Kalimat bijak yang menjadi judul di atas merupakan petuah K.H. Ahmad Mustofa Bisri (Gus Mus), pengasuh Pesantren Raudlatut Thalibin, Rembang, yang merupakan sahabat dekat Gus Dur dan salah satu “murid” dari Sujiwo Tejo, dalang yang Presiden Jancuker itu. Penulis mendengar mauidhah bijak ini dari youtobe pengajian yang disampaikan Simbah Kakung di salah satu pengajiannya.
Bagi penulis, wejangan cekak aos ini sangat menampar dan menghunjam. Predikat santri tidak selayaknya hanya menjadi monopoli dan klaim gagah-gagahan orang yang pernah mengenyam pendidikan di Pesantren saja. Sesiapa saja yang berakhlak seperti santri pantas dan layak menyandang gelar santri. Karena agama sendiri adalah akhlak dan amal, bukan tampilan, prejengan, dan predikat. Sangat disayangkan dan nahas benar jika gelar santri disalahgunakan, disalahterapkan, dan hanya menjadi kedok untuk meraup keuntungan duniawi dengan melakukan tindakan negatif dan kemunkaran. Mending jangan mengaku santri daripada memalukan komunitas santri.

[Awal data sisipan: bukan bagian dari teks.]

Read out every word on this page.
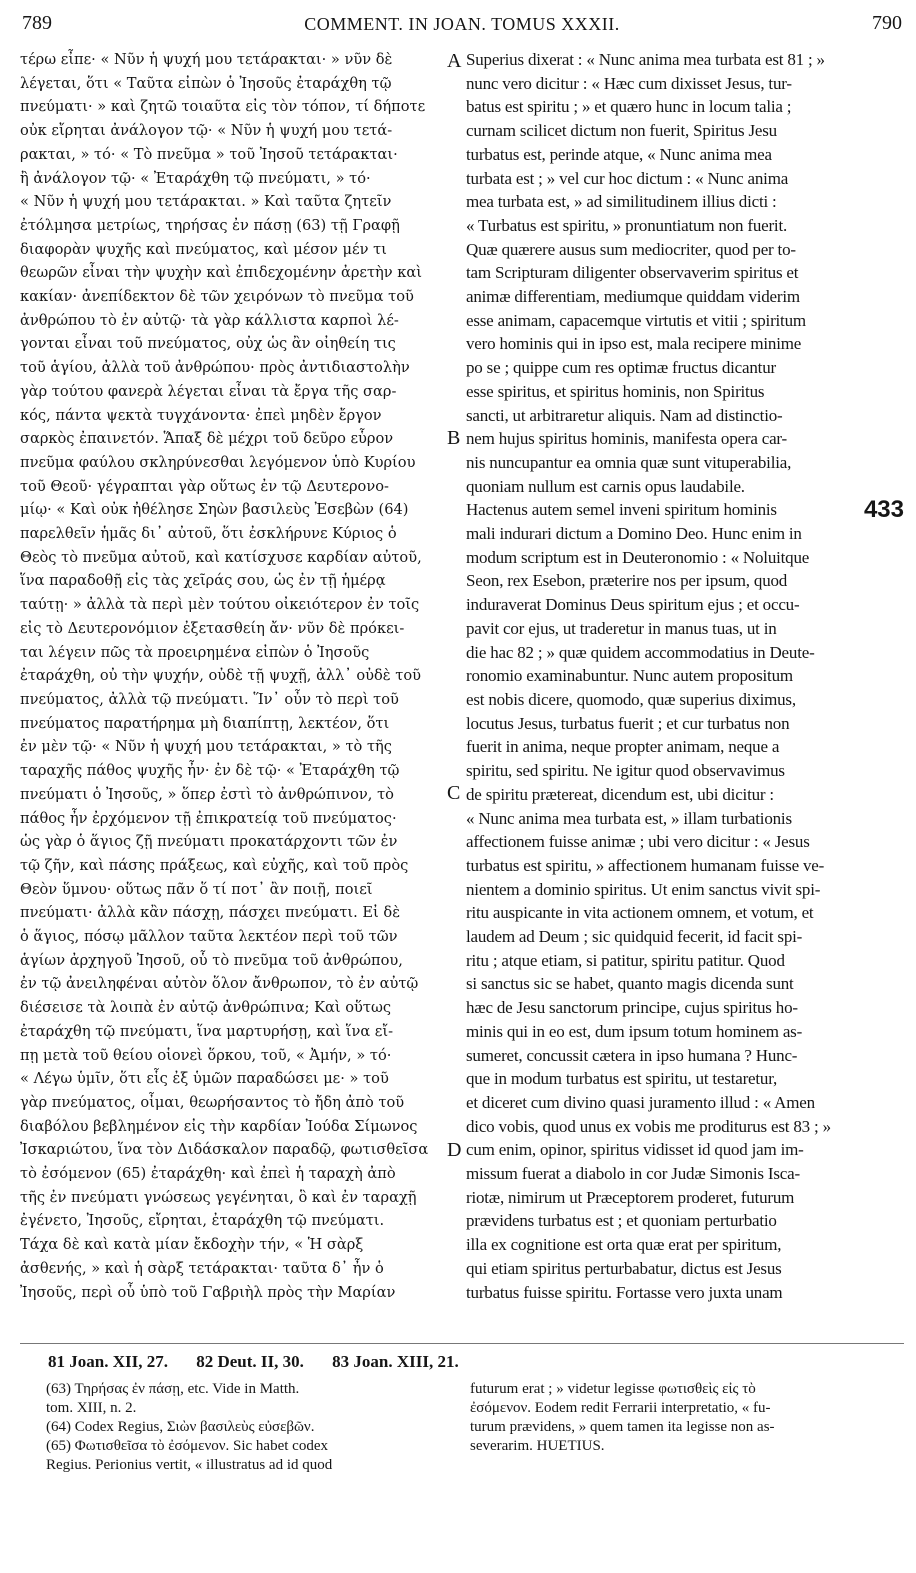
789	COMMENT. IN JOAN. TOMUS XXXII.	790
τέρω εἶπε· « Νῦν ἡ ψυχή μου τετάρακται· » νῦν δὲ
λέγεται, ὅτι « Ταῦτα εἰπὼν ὁ Ἰησοῦς ἐταράχθη τῷ
πνεύματι· » καὶ ζητῶ τοιαῦτα εἰς τὸν τόπον, τί δήποτε
οὐκ εἴρηται ἀνάλογον τῷ· « Νῦν ἡ ψυχή μου τετά-
ρακται, » τό· « Τὸ πνεῦμα » τοῦ Ἰησοῦ τετάρακται·
ἢ ἀνάλογον τῷ· « Ἐταράχθη τῷ πνεύματι, » τό·
« Νῦν ἡ ψυχή μου τετάρακται. » Καὶ ταῦτα ζητεῖν
ἐτόλμησα μετρίως, τηρήσας ἐν πάσῃ (63) τῇ Γραφῇ
διαφορὰν ψυχῆς καὶ πνεύματος, καὶ μέσον μέν τι
θεωρῶν εἶναι τὴν ψυχὴν καὶ ἐπιδεχομένην ἀρετὴν καὶ
κακίαν· ἀνεπίδεκτον δὲ τῶν χειρόνων τὸ πνεῦμα τοῦ
ἀνθρώπου τὸ ἐν αὐτῷ· τὰ γὰρ κάλλιστα καρποὶ λέ-
γονται εἶναι τοῦ πνεύματος, οὐχ ὡς ἂν οἰηθείη τις
τοῦ ἁγίου, ἀλλὰ τοῦ ἀνθρώπου· πρὸς ἀντιδιαστολὴν
γὰρ τούτου φανερὰ λέγεται εἶναι τὰ ἔργα τῆς σαρ-
κός, πάντα ψεκτὰ τυγχάνοντα· ἐπεὶ μηδὲν ἔργον
σαρκὸς ἐπαινετόν. Ἅπαξ δὲ μέχρι τοῦ δεῦρο εὗρον
πνεῦμα φαύλου σκληρύνεσθαι λεγόμενον ὑπὸ Κυρίου
τοῦ Θεοῦ· γέγραπται γὰρ οὕτως ἐν τῷ Δευτερονο-
μίῳ· « Καὶ οὐκ ἠθέλησε Σηὼν βασιλεὺς Ἐσεβὼν (64)
παρελθεῖν ἡμᾶς δι᾽ αὐτοῦ, ὅτι ἐσκλήρυνε Κύριος ὁ
Θεὸς τὸ πνεῦμα αὐτοῦ, καὶ κατίσχυσε καρδίαν αὐτοῦ,
ἵνα παραδοθῇ εἰς τὰς χεῖράς σου, ὡς ἐν τῇ ἡμέρᾳ
ταύτῃ· » ἀλλὰ τὰ περὶ μὲν τούτου οἰκειότερον ἐν τοῖς
εἰς τὸ Δευτερονόμιον ἐξετασθείη ἄν· νῦν δὲ πρόκει-
ται λέγειν πῶς τὰ προειρημένα εἰπὼν ὁ Ἰησοῦς
ἐταράχθη, οὐ τὴν ψυχήν, οὐδὲ τῇ ψυχῇ, ἀλλ᾽ οὐδὲ τοῦ
πνεύματος, ἀλλὰ τῷ πνεύματι. Ἵν᾽ οὖν τὸ περὶ τοῦ
πνεύματος παρατήρημα μὴ διαπίπτῃ, λεκτέον, ὅτι
ἐν μὲν τῷ· « Νῦν ἡ ψυχή μου τετάρακται, » τὸ τῆς
ταραχῆς πάθος ψυχῆς ἦν· ἐν δὲ τῷ· « Ἐταράχθη τῷ
πνεύματι ὁ Ἰησοῦς, » ὅπερ ἐστὶ τὸ ἀνθρώπινον, τὸ
πάθος ἦν ἐρχόμενον τῇ ἐπικρατείᾳ τοῦ πνεύματος·
ὡς γὰρ ὁ ἅγιος ζῇ πνεύματι προκατάρχοντι τῶν ἐν
τῷ ζῆν, καὶ πάσης πράξεως, καὶ εὐχῆς, καὶ τοῦ πρὸς
Θεὸν ὕμνου· οὕτως πᾶν ὅ τί ποτ᾽ ἂν ποιῇ, ποιεῖ
πνεύματι· ἀλλὰ κἂν πάσχῃ, πάσχει πνεύματι. Εἰ δὲ
ὁ ἅγιος, πόσῳ μᾶλλον ταῦτα λεκτέον περὶ τοῦ τῶν
ἁγίων ἀρχηγοῦ Ἰησοῦ, οὗ τὸ πνεῦμα τοῦ ἀνθρώπου,
ἐν τῷ ἀνειληφέναι αὐτὸν ὅλον ἄνθρωπον, τὸ ἐν αὐτῷ
διέσεισε τὰ λοιπὰ ἐν αὐτῷ ἀνθρώπινα; Καὶ οὕτως
ἐταράχθη τῷ πνεύματι, ἵνα μαρτυρήσῃ, καὶ ἵνα εἴ-
πῃ μετὰ τοῦ θείου οἱονεὶ ὅρκου, τοῦ, « Ἀμήν, » τό·
« Λέγω ὑμῖν, ὅτι εἷς ἐξ ὑμῶν παραδώσει με· » τοῦ
γὰρ πνεύματος, οἶμαι, θεωρήσαντος τὸ ἤδη ἀπὸ τοῦ
διαβόλου βεβλημένον εἰς τὴν καρδίαν Ἰούδα Σίμωνος
Ἰσκαριώτου, ἵνα τὸν Διδάσκαλον παραδῷ, φωτισθεῖσα
τὸ ἐσόμενον (65) ἐταράχθη· καὶ ἐπεὶ ἡ ταραχὴ ἀπὸ
τῆς ἐν πνεύματι γνώσεως γεγένηται, ὃ καὶ ἐν ταραχῇ
ἐγένετο, Ἰησοῦς, εἴρηται, ἐταράχθη τῷ πνεύματι.
Τάχα δὲ καὶ κατὰ μίαν ἔκδοχὴν τήν, « Ἡ σὰρξ
ἀσθενής, » καὶ ἡ σὰρξ τετάρακται· ταῦτα δ᾽ ἦν ὁ
Ἰησοῦς, περὶ οὗ ὑπὸ τοῦ Γαβριὴλ πρὸς τὴν Μαρίαν
Superius dixerat : « Nunc anima mea turbata est 81 ; »
nunc vero dicitur : « Hæc cum dixisset Jesus, tur-
batus est spiritu ; » et quæro hunc in locum talia ;
curnam scilicet dictum non fuerit, Spiritus Jesu
turbatus est, perinde atque, « Nunc anima mea
turbata est ; » vel cur hoc dictum : « Nunc anima
mea turbata est, » ad similitudinem illius dicti :
« Turbatus est spiritu, » pronuntiatum non fuerit.
Quæ quærere ausus sum mediocriter, quod per to-
tam Scripturam diligenter observaverim spiritus et
animæ differentiam, mediumque quiddam viderim
esse animam, capacemque virtutis et vitii ; spiritum
vero hominis qui in ipso est, mala recipere minime
po se ; quippe cum res optimæ fructus dicantur
esse spiritus, et spiritus hominis, non Spiritus
sancti, ut arbitraretur aliquis. Nam ad distinctio-
nem hujus spiritus hominis, manifesta opera car-
nis nuncupantur ea omnia quæ sunt vituperabilia,
quoniam nullum est carnis opus laudabile.
Hactenus autem semel inveni spiritum hominis
mali indurari dictum a Domino Deo. Hunc enim in
modum scriptum est in Deuteronomio : « Noluitque
Seon, rex Esebon, præterire nos per ipsum, quod
induraverat Dominus Deus spiritum ejus ; et occu-
pavit cor ejus, ut traderetur in manus tuas, ut in
die hac 82 ; » quæ quidem accommodatius in Deute-
ronomio examinabuntur. Nunc autem propositum
est nobis dicere, quomodo, quæ superius diximus,
locutus Jesus, turbatus fuerit ; et cur turbatus non
fuerit in anima, neque propter animam, neque a
spiritu, sed spiritu. Ne igitur quod observavimus
de spiritu prætereat, dicendum est, ubi dicitur :
« Nunc anima mea turbata est, » illam turbationis
affectionem fuisse animæ ; ubi vero dicitur : « Jesus
turbatus est spiritu, » affectionem humanam fuisse ve-
nientem a dominio spiritus. Ut enim sanctus vivit spi-
ritu auspicante in vita actionem omnem, et votum, et
laudem ad Deum ; sic quidquid fecerit, id facit spi-
ritu ; atque etiam, si patitur, spiritu patitur. Quod
si sanctus sic se habet, quanto magis dicenda sunt
hæc de Jesu sanctorum principe, cujus spiritus ho-
minis qui in eo est, dum ipsum totum hominem as-
sumeret, concussit cætera in ipso humana ? Hunc-
que in modum turbatus est spiritu, ut testaretur,
et diceret cum divino quasi juramento illud : « Amen
dico vobis, quod unus ex vobis me proditurus est 83 ; »
cum enim, opinor, spiritus vidisset id quod jam im-
missum fuerat a diabolo in cor Judæ Simonis Isca-
riotæ, nimirum ut Præceptorem proderet, futurum
prævidens turbatus est ; et quoniam perturbatio
illa ex cognitione est orta quæ erat per spiritum,
qui etiam spiritus perturbabatur, dictus est Jesus
turbatus fuisse spiritu. Fortasse vero juxta unam
A
B
C
D
433
81 Joan. XII, 27. 82 Deut. II, 30. 83 Joan. XIII, 21.
(63) Τηρήσας ἐν πάσῃ, etc. Vide in Matth.
tom. XIII, n. 2.
(64) Codex Regius, Σιὼν βασιλεὺς εὐσεβῶν.
(65) Φωτισθεῖσα τὸ ἐσόμενον. Sic habet codex
Regius. Perionius vertit, « illustratus ad id quod
futurum erat ; » videtur legisse φωτισθεὶς εἰς τὸ
ἐσόμενον. Eodem redit Ferrarii interpretatio, « fu-
turum prævidens, » quem tamen ita legisse non as-
severarim. HUETIUS.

Lalu, karakter santri itu seperti apa? Penulis, yang belum pantas disebut santri, mencoba menuliskannya sebagaimana berikut:
Pertama, penjelajah intelektual yang kritis. Karena keahlian dan penguasaan ilmu alat (nahwu) dan bahasa santri terbiasa membaca sendiri khazanah kitab-kitab klasik maupun modern. Santri adalah sosok pembelajar mandiri, otodidak, luas ilmu dan referensinya. Santri terbiasa berdiskusi, berdebat ilmiah, membaca secara mendalam, meresume, dan mengulang-ulang pelajaran (takrar). Semua aktivitas tersebut men-drill santri untuk berani mengemukakan pemikiran, membangun argumentasi, dan mempertahankan, melatih santri berpikir kritis dan analisis, melecut santri untuk menulis, dan menguatkan daya ingatnya.